County Executive Rob Astorino today announced a plan to temporarily save the county’s BxM4C express bus to Manhattan that translates into higher fares, fewer buses and more than $1 million in savings.
The compromise means that riders will pay $8.50 a trip, a $3 increase, and that the service will no longer operate on weekends starting June 28. There will no longer be discounts.
“Many of the express route riders have asked us to find some way to save this route,” Astorino said. “My proposal strikes the balance between our taxpayers and our riders.”
Westchester will save $1.1 million this year and another $2.5 million next year, he said.
“It’s a huge relief,” said commuter Virginia Sheahan, a Yonkers resident who was one of the leaders in the effort to save the bus service. “I can get to work. That’s what I need to do.”
Though Sheahan had some concerns with what “peak hours” meant and how weekend riders would be affected, she said this showed that government was responsive.
“Hopefully this will cover the core of the ridership for the 4C and maybe if the ride proves to pay for itself, maybe we can get more service back,” she said.
Some riders had said they’d be willing to pay more for the service to help it cover costs. This compromise incorporated input from riders and county lawmakers, while eliminating the $2.5 million taxpayer subsidy, Astorino said.
Since Westchester faces a $166 million budget gap in 2011, the county executive said going forward the county cannot continue to operate the route, so his administration is working with Liberty Lines on a possible spin-off next year where the bus operator would take control over fares and schedules.

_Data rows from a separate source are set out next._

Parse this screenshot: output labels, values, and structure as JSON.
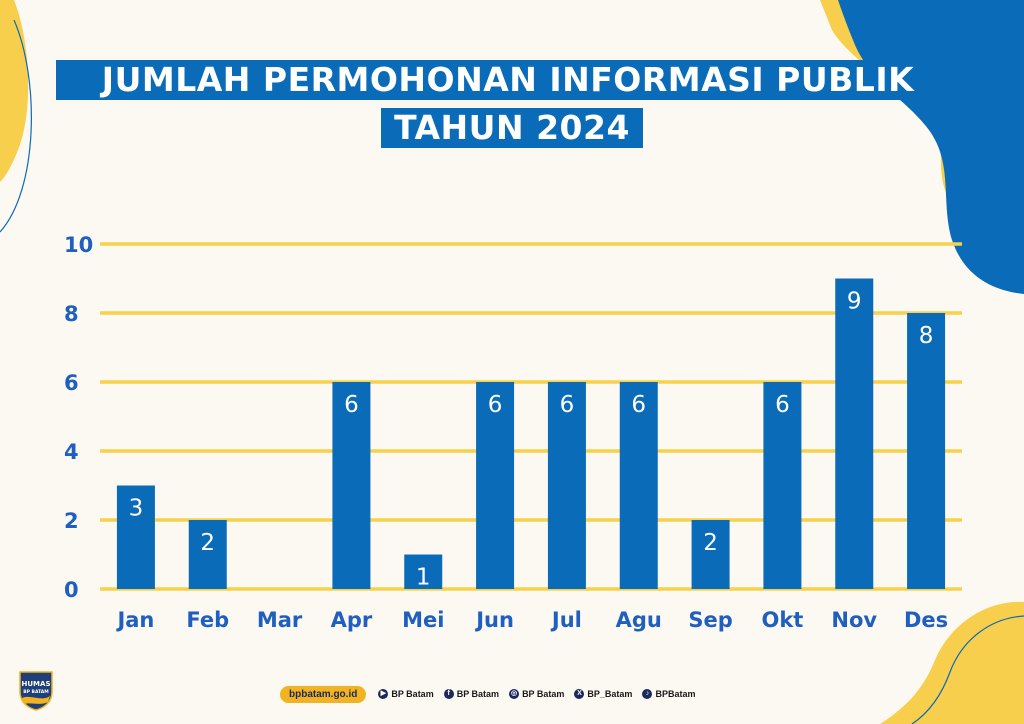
{
  "title": {
    "line1": "JUMLAH PERMOHONAN INFORMASI PUBLIK",
    "line2": "TAHUN 2024"
  },
  "colors": {
    "background": "#fcf8f2",
    "bar": "#0a6bb8",
    "gridline": "#f7d14a",
    "axis_text": "#1f5fbf",
    "accent_yellow": "#f7cf4c"
  },
  "chart_data": {
    "type": "bar",
    "categories": [
      "Jan",
      "Feb",
      "Mar",
      "Apr",
      "Mei",
      "Jun",
      "Jul",
      "Agu",
      "Sep",
      "Okt",
      "Nov",
      "Des"
    ],
    "values": [
      3,
      2,
      0,
      6,
      1,
      6,
      6,
      6,
      2,
      6,
      9,
      8
    ],
    "data_labels": [
      "3",
      "2",
      "",
      "6",
      "1",
      "6",
      "6",
      "6",
      "2",
      "6",
      "9",
      "8"
    ],
    "yticks": [
      0,
      2,
      4,
      6,
      8,
      10
    ],
    "ylim": [
      0,
      10
    ],
    "grid": true,
    "xlabel": "",
    "ylabel": ""
  },
  "footer": {
    "website": "bpbatam.go.id",
    "socials": [
      {
        "icon": "youtube-icon",
        "glyph": "▶",
        "label": "BP Batam"
      },
      {
        "icon": "facebook-icon",
        "glyph": "f",
        "label": "BP Batam"
      },
      {
        "icon": "instagram-icon",
        "glyph": "◎",
        "label": "BP Batam"
      },
      {
        "icon": "x-icon",
        "glyph": "X",
        "label": "BP_Batam"
      },
      {
        "icon": "tiktok-icon",
        "glyph": "♪",
        "label": "BPBatam"
      }
    ]
  },
  "logo": {
    "line1": "HUMAS",
    "line2": "BP BATAM"
  }
}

There is no guarantee that the route will make it past Dec. 31, Astorino said, so he will continue negotiations with the MTA on finding an alternative, which could include extending city express buses from the Bronx to Manhattan to three Yonkers stops.
“Ultimately, much will depend on whether there are enough riders to keep the route viable,” said.
Astorino in March first proposed eliminating the route as part of $16 million in short-term cuts to transportation, social services, parks and staffing as a way to address a “staggering” fiscal crisis.
Riders, local leaders and some legislators quickly protested the cut, saying that the service was vital to the region and homeowners along the route.
The service began in the early 1980s, when commuter train service to New York City was much less reliable and more unpleasant, but that changed in 1983 when Metro-North took over the rail lines. Bus ridership then began to decline. The line currently serves about 800 people a day.
Chairman Ken Jenkins, D-Yonkers, who had been critical of the cut, said the bipartisan agreement was a suitable alternative and “a victory for Westchester commuters.”
“I am confident that we have reached an outcome that will be extremely satisfactory to those who travel on the route,” Jenkins said.
Legislators Gordon Burrows and Bernice Spreckman, Republicans from Yonkers, said they were gratified by the decision. They said the riders “were great allies” whose efforts made a strong case to salvage the line.
Greenburgh Town Supervisor Paul Feiner called it a “really positive” development that showed that Astorino listened those affected and could reach agreements with other leaders.
“This highlights a willingness to listen to the people,” Feiner said of Astorino.